After her collaboration with Michael Tilson Thomas and the New World Symphony in 2001/02, Kawakubo began her 2002/03 season in the U.S. with Tilson Thomas and the San Francisco Symphony in its opening concerts. Other recent engagements have included the Toledo Symphony, the Knoxville Symphony, and the Rhode Island Philharmonic, and a recital in West Palm Beach. She also performed numerous recitals in Spain in addition to performing throughout Japan with orchestras and in recital. Recent summers have been highlighted by Kawakubo's chamber music collaboration with Christoph Eschenbach at Germany's Schleswig-Holstein Festival. She performed with Eschenbach at Chicago's Ravinia Festival, where she had appeared previously in recital on the festival's "Rising Stars" series. She has also appeared at the Blossom Music Festival with the Cleveland Orchestra under the direction of Jahja Ling; performed at New York's Mostly Mozart Festival; toured Japan as soloist with the Mostly Mozart Festival Orchestra and Gerard Schwartz conducting; and appeared with the Boston Pops and John Williams.

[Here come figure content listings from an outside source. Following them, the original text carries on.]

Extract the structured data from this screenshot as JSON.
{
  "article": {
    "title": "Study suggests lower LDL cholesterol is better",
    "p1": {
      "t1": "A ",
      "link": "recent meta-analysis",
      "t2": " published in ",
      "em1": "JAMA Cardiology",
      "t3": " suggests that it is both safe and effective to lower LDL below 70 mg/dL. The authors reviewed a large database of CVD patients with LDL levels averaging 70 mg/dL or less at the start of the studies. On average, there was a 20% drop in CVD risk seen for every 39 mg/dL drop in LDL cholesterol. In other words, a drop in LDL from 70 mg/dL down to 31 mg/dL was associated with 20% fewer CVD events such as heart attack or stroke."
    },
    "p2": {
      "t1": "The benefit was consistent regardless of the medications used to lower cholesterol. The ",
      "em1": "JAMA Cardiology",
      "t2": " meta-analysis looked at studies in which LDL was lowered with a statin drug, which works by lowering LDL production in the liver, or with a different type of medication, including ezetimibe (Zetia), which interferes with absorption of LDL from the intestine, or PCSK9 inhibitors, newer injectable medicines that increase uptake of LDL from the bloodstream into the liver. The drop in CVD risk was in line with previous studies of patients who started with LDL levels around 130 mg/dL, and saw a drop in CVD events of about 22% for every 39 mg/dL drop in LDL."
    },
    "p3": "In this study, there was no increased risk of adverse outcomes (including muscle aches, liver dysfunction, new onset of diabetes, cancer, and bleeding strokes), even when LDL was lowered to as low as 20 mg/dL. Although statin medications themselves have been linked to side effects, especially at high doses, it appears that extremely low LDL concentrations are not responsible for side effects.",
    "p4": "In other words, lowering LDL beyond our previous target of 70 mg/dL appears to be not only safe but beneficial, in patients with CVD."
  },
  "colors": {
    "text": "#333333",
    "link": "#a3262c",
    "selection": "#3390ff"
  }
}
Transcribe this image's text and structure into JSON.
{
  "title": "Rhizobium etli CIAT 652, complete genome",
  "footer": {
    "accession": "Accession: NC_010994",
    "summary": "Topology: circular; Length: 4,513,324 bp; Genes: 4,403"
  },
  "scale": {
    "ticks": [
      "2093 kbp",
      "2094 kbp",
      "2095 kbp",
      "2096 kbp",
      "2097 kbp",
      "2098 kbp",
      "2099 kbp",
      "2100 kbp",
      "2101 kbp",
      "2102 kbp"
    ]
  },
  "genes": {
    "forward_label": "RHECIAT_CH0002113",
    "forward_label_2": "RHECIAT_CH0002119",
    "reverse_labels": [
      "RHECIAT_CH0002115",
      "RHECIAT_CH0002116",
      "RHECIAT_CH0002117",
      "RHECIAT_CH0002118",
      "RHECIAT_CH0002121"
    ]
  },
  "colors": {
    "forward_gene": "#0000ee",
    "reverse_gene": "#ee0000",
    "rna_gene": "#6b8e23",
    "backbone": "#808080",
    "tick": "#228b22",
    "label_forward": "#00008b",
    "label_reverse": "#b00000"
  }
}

Winner of a 1997 Avery Fisher Career Grant, Tamaki Kawakubo began her violin studies at the age of five in Los Angeles. She studied with Robert Lipsett at the Colburn School of Performing Arts in Los Angeles and with Dorothy Delay and Masao Kawasaki at the Juilliard School.

She plays the 1707 "Cathedral" Stradivarius, on loan from the Mandell Collection of Southern California.